ORIAS Summer Institutes for Teachers

ORIAS Summer Institutes

ORIAS Summer Institutes invite educators to be students again.

ORIAS hosts two summer programs at UC Berkeley. Teachers of many disciplines, from elementary through high school, are invited to attend the k-12 Summer Institute. The Community College Summer Institute is designed primarily for community college and AP-level history and social studies teachers, particularly those who teach World History, Global Studies, or regional histories.

Summer programs explore unique themes in World History and other international and global topics. Teachers leave ready to incorporate new content into classroom lessons. Presenters explain recent scholarship and address participants' questions. Throughout each day, educators have opportunities share ideas about both content and pedagogy.

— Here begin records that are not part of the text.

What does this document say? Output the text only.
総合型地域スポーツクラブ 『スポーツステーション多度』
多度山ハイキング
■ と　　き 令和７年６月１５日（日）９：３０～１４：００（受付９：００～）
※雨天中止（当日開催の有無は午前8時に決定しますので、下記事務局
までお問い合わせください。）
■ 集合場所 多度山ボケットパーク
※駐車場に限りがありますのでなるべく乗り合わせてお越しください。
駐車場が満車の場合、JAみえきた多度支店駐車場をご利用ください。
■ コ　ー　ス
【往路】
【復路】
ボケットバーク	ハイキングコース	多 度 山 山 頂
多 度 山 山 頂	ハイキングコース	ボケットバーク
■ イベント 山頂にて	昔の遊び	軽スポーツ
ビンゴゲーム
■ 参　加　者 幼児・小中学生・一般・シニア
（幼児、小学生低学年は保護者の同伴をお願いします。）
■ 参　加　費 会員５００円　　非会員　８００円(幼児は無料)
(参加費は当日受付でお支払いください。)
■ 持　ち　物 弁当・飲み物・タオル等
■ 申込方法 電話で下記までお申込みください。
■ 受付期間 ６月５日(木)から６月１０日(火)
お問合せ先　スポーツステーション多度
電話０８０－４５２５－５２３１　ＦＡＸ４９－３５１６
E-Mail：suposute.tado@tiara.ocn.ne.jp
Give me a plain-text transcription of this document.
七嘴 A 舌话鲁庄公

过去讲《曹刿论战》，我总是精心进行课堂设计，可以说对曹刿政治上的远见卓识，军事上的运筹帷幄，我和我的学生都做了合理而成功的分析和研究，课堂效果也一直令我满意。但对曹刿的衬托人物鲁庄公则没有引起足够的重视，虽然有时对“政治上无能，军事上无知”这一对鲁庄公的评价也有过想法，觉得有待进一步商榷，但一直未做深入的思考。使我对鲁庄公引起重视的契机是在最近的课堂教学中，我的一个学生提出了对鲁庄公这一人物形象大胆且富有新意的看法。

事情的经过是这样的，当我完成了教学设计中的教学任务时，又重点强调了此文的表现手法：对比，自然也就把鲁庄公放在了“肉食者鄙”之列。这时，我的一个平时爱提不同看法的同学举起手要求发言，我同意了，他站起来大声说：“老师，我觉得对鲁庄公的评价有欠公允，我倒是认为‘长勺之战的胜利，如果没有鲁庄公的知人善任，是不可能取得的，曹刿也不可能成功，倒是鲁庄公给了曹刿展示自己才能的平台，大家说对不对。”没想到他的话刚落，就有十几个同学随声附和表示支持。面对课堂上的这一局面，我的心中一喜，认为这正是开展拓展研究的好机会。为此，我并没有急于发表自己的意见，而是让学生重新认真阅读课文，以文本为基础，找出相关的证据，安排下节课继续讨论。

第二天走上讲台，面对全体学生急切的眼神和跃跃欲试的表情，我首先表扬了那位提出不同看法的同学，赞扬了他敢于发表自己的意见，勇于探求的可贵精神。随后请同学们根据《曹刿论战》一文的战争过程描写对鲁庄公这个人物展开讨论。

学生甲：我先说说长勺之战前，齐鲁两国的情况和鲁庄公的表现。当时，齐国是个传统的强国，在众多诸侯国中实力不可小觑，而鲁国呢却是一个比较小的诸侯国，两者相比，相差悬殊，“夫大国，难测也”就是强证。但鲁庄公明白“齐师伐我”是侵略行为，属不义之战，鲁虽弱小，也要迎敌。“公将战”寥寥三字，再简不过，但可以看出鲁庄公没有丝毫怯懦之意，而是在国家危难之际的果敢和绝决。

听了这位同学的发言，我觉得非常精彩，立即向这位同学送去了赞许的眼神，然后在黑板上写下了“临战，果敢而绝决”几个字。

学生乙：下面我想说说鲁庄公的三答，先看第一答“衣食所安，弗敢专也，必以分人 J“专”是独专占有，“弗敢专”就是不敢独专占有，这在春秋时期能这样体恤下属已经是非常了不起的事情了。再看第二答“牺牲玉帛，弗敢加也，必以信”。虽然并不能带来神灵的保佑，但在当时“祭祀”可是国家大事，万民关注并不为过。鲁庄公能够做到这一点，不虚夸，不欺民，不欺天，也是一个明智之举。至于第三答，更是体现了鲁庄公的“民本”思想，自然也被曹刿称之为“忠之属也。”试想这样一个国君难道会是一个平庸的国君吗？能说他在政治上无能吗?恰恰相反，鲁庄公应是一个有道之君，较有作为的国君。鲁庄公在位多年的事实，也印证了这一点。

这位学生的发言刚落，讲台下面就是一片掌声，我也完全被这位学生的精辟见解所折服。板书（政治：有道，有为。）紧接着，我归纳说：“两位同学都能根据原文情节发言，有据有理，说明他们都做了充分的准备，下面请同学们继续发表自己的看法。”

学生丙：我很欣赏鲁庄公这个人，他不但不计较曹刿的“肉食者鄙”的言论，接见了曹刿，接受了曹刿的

Summer Institutes are free and open to all educators. Participants in the k-12 Summer Institute may also receive professional development credit. 

photo credit: Top of the Campanile via UC Berkeley (license)

masked person standing in a field
passport page with stamps from many countries

The World As It Could Be

Speculative Fiction from around the World

Summer Institute for k-12 Teachers

June 21 - 23, 2023

Speculative fiction includes a wide range of genres: science fiction, fantasy, African- and AfroFuturism, dystopian fiction, climate fiction, and more. All of these genres use different forms of world-building to deeply engage with current issues and explore possible futures. By asking the question, "What if...?" authors invite readers to confront our hopes and fears and imagine better worlds.

To what extent do these "What if...?" questions reflect universal human concerns? In what ways are they windows into the cultural contexts of specific authors?

This ORIAS summer institute will feature short works from around the world. Participants will read, view, and analyze short works from a variety of regions, using speculative fiction as a lens to understand and contextualize current issues in the real world. We'll explore the role of speculative fiction in helping students develop cultural literacy and experiment with teaching methods that encourage creative engagement with works of fiction.


This institute is open to k-12 teachers across disciplines. Content will be appropriate for students age 12+; reading level will vary.

This FREE program will take place in person. Lunch will be provided. Space is limited to 24 people on a first-come, first-served basis.

Professional development credit is available upon request during registration process. Teachers who attend for credit will be expected to build/submit a lesson plan featuring one or more of the texts used in the program.

Crime and Punishment

The Creation and Transformation of Legal Regimes

Summer Institute for Community College Instructors

June 2 - 3, 2023

Over the past five centuries, expanding imperial ventures, human migrations, and emerging technologies created challenges to governance. As increasing numbers of merchants and soldiers, bureaucrats and laborers traveled the world, what systems of rules governed their behaviors? To what extent did the legal regimes of their home governments constrain or direct their individual activities as well as their interactions with others? What happened when the movement of people around the globe brought two legal regimes into contact with one another?


The answers to these questions are at the intersection of broad political policies and day-to-day life. In court cases and administrative decisions, we see lawyers and bureaucrats differentiating between trade and smuggling, labor contracts and enslavement, taxation and theft, ruler and ruled. As states, communities, and individuals negotiated individual cases, they transformed local governance practices into legal regimes that spanned the world.


This ORIAS summer institute will focus on the emergence and transformation of global legal regimes from the late 18th century to the present. Through the lens of crime and punishment, participants will learn about the historical processes through which legal regimes have been created, reinforced, negotiated, and expanded. We will also explore the role of global legal regimes in modern international issues like human rights, disaster relief, migration, and climate change.


This ORIAS Summer Institute is intended for instructors of modern world history and global studies, as well as macroeconomics, international relations, and political science. It is open to community college instructors and (space permitting) high school teachers of AP history-social science courses.

This FREE program will take place in person and lunch will be provided. Space is limited to 22 people on a first-come, first-served basis.